AE – Você falou muito nesses processos de aquisição de conhecimento. Quais os desafios para as organizações embutidos nos processos de absorção, retenção, transferência e transformação de conhecimento e tecnologia?

EMF – Em primeiro lugar, as organizações devem estar preparadas e aparelhadas para receber determinado conhecimento ou desenvolvê-lo a partir do zero, ou de um estágio preliminar. Não falo só de equipamentos, mas de material humano qualificado e recursos financeiros. Isso quer dizer que a organização, que pode ser uma empresa, centro de pesquisa ou o próprio governo, vai despender enorme esforço para chegar a um determinado resultado.

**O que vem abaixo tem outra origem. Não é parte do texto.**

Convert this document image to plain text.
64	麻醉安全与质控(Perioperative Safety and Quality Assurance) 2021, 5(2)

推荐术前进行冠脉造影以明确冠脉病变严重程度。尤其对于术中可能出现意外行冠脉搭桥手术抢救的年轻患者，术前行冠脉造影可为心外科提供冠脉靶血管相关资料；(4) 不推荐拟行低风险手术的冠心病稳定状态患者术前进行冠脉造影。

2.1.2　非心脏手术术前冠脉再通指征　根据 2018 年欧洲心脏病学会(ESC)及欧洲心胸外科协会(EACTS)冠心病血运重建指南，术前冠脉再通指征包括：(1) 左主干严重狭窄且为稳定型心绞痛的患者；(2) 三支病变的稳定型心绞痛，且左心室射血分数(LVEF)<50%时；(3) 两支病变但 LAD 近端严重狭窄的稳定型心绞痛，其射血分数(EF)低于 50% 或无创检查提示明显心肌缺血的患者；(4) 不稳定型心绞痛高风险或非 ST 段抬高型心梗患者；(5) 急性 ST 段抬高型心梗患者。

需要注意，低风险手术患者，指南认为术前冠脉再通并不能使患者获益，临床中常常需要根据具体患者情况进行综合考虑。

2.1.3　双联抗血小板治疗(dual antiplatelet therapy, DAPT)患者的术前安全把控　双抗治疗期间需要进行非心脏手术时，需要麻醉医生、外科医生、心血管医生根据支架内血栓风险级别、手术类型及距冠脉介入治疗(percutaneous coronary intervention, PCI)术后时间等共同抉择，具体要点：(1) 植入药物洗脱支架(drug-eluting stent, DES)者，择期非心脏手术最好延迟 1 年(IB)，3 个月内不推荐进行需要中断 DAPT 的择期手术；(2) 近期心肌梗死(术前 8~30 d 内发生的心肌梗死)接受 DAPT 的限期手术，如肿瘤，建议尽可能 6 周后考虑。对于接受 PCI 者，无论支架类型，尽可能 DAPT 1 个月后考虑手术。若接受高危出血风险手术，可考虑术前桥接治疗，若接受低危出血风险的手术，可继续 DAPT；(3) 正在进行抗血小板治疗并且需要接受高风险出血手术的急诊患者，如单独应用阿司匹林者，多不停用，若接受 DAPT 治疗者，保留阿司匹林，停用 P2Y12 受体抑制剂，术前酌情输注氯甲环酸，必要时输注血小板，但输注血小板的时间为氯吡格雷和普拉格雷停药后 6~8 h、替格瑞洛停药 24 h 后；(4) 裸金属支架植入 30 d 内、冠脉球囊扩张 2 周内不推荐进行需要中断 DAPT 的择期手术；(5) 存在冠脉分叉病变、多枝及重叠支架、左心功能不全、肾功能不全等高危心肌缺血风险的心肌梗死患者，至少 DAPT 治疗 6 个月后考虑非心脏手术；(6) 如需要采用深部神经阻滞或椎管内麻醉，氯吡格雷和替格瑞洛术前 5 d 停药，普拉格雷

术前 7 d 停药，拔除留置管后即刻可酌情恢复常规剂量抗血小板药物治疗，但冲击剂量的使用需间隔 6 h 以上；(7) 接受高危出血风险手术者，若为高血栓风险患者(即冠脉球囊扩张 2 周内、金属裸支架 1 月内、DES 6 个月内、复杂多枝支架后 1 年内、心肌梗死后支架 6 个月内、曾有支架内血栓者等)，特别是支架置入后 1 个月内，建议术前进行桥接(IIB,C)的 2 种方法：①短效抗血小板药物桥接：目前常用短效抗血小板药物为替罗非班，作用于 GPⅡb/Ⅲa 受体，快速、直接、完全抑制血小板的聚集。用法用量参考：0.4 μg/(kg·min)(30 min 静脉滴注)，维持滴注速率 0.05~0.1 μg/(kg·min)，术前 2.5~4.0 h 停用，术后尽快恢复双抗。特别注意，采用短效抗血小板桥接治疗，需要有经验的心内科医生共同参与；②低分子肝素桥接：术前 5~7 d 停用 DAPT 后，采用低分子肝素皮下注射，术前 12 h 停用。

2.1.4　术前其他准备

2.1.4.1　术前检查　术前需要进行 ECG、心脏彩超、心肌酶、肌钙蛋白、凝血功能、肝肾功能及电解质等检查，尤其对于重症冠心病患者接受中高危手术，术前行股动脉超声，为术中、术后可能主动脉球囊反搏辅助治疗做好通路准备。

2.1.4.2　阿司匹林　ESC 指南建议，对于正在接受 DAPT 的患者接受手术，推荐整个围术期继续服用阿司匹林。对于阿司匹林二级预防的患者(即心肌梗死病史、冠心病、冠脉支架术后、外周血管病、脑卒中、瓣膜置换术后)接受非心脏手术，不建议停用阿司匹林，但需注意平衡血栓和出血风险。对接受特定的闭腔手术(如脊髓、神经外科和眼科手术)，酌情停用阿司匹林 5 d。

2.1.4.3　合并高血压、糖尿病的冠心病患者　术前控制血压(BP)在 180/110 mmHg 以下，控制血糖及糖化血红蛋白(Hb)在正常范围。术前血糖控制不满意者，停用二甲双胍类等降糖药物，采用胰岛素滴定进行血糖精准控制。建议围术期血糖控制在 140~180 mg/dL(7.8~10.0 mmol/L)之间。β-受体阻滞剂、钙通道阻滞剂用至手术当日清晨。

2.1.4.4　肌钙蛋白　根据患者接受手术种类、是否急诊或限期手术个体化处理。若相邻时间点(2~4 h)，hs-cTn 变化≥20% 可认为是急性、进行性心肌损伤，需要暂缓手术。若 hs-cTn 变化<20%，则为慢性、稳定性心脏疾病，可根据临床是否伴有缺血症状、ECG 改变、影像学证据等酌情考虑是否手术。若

O que se vê, sobretudo em projetos do setor governamental, é que problemas orçamentários levam muitas vezes ao alongamento excessivo do prazo dos projetos, com consequente revisão de cronogramas, que pode chegar até a sua interrupção. A consequência mais óbvia de revisão de cronogramas e repactuação contratual é a dispensa de mão de obra e o fechamento de unidades de pesquisa e produção. Ou seja, um enorme desperdício de tudo o que foi investido para preparar a organização para receber e desenvolver tecnologias. Some-se a isso o desafio constante de manter na organização uma nova geração de profissionais caracterizada pela volatilidade de propósitos e objetivos e pela atração por atuar em ambiente de trabalho agradável e projetos estruturantes. Há que motivá-los o tempo todo para que o investimento feito neles não se perca junto com o conhecimento que acumularam. Toda organização hoje em dia, de qualquer setor, tem a obrigação de fazer a gestão do conhecimento, pois ele é um “valor” que não pode deixar a organização a cada troca de pessoal.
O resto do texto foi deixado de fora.